You are on page 1of 13

TINJAUAN UMUM TINDAK PIDANA KORUPSI

Latar Belakang Masalah Penegakan hukum adalah usaha untuk menegakkan norma-norma dan nilainilai budaya masyarakat untuk meningkatkan kesadaran hukum. Dengan demikian, para penegak hukum seharusnya memahami peraturan hukum yang harus ditegakkan. Akhir-akhir ini, penegakan hukum di Indonesia mendapat sorotan yang tajam karena dinilai sangat lemah sehingga tidak dapat mewujudkan keadilan dan kepastian hukum di tengah-tengah masyarakat. Salah satu fenomena yang mendapat sorotan adalah masalah Korupsi yang masuk dalam kategori kejahatan luar biasa (Extraordinary crime). Perkembangan dan pelaksanaan pembangunan khususnya di bidang ekonomi dengan keuangan telah berjalan dengan cepat serta banyak menimbulkan perubahan. Upaya untuk memacu dan mempertahankan pertumbuhan ekonomi serta peningkatan pembangunan di segala bidang yang dilakukan pemerintah dan masyarakat juga telah banyak menimbulkan perubahan tata nilai di dalam masyarakat. Tindak pidana korupsi merupakan perbuatan yang sangat tercela oleh negara manapun, karena dampaknya dapat menimbulkan kerugian yang sangat besar bagi perekonomian negara. Namun realita pada saat ini di Indonesia telah banyak ditemui kasus-kasus korupsi tersebut, sehingga secara langsung maupun tidak langsung telah mendorong perekonomian negara ini ke dalam jurang keterpurukan dan berpengaruh langsung pada pelbagai krisis, khususnya krisis ekonomi dan kepercayaan. Tindak pidana korupsi di Indonesia sudah meluas dalam masyarakat, perkembangannya terus meningkat dari tahun ke tahun, baik dari jumlah kasus yang terjadi dan jumlah kerugian keuangan negara maupun dari segi kualitas tindak pidana yang dilakukan semakin sistematis, serta lingkupnya yang memasuki seluruh aspek kehidupan masyarakat.
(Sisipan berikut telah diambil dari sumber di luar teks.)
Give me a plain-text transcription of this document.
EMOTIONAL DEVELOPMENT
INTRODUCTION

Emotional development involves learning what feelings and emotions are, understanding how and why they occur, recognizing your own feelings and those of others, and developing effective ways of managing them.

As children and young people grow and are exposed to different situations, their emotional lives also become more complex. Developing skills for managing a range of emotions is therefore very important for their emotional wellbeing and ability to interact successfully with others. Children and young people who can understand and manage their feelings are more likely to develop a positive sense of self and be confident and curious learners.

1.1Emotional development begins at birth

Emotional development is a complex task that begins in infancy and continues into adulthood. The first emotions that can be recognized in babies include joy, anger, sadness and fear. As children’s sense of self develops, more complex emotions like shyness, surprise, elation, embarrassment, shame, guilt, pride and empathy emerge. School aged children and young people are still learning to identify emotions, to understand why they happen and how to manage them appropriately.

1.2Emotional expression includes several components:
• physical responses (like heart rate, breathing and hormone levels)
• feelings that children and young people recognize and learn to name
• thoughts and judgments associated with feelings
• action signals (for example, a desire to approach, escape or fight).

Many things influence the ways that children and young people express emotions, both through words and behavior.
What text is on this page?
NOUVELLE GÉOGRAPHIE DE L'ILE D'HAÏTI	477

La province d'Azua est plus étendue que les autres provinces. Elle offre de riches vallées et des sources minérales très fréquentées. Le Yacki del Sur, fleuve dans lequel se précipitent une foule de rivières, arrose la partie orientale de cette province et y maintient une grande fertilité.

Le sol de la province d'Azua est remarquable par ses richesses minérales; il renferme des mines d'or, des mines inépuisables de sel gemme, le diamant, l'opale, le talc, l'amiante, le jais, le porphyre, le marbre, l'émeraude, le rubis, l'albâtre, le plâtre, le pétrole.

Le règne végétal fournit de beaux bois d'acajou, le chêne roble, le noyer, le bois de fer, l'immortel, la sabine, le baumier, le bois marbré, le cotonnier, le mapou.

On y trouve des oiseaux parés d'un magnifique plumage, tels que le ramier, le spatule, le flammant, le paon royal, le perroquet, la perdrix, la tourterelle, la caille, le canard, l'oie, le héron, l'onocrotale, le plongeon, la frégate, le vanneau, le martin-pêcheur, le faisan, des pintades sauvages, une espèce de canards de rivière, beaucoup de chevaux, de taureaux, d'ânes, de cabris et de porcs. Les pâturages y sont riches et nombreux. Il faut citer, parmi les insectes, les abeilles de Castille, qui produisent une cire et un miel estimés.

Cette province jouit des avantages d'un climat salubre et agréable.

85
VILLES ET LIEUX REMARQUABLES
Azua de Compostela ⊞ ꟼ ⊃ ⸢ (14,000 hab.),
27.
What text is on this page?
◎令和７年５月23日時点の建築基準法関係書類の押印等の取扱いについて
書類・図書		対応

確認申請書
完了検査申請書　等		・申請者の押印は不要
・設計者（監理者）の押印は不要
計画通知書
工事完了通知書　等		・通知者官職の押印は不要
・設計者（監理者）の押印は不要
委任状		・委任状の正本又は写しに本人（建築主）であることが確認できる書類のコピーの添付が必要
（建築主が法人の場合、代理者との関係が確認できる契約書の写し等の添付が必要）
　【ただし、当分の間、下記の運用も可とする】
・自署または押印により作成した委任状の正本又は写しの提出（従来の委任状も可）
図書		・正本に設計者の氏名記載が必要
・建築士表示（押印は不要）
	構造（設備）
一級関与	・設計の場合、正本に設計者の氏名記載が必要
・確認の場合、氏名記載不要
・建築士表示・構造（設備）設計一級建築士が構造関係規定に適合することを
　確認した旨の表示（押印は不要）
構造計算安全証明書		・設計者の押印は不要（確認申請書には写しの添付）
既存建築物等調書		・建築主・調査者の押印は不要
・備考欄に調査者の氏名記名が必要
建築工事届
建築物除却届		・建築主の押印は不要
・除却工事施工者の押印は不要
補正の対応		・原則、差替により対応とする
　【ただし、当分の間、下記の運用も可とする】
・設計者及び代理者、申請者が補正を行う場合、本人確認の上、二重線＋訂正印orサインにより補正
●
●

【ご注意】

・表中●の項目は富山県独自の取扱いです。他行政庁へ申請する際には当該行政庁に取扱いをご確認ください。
Rumusan Masalah Berdasarkan latar belakang di atas, maka yang menjadi rumusan masalah dalam penulisan makalah ini adalah: 1. Apakah pengertian dari korupsi dan bagaimanakah modus operandi dari suatu korupsi?. 2. Apakah sebab dan akibat terjadinya korupsi?. 3. Bagaimanakah cara-cara menanggulangi suatu tindak pidana korupsi?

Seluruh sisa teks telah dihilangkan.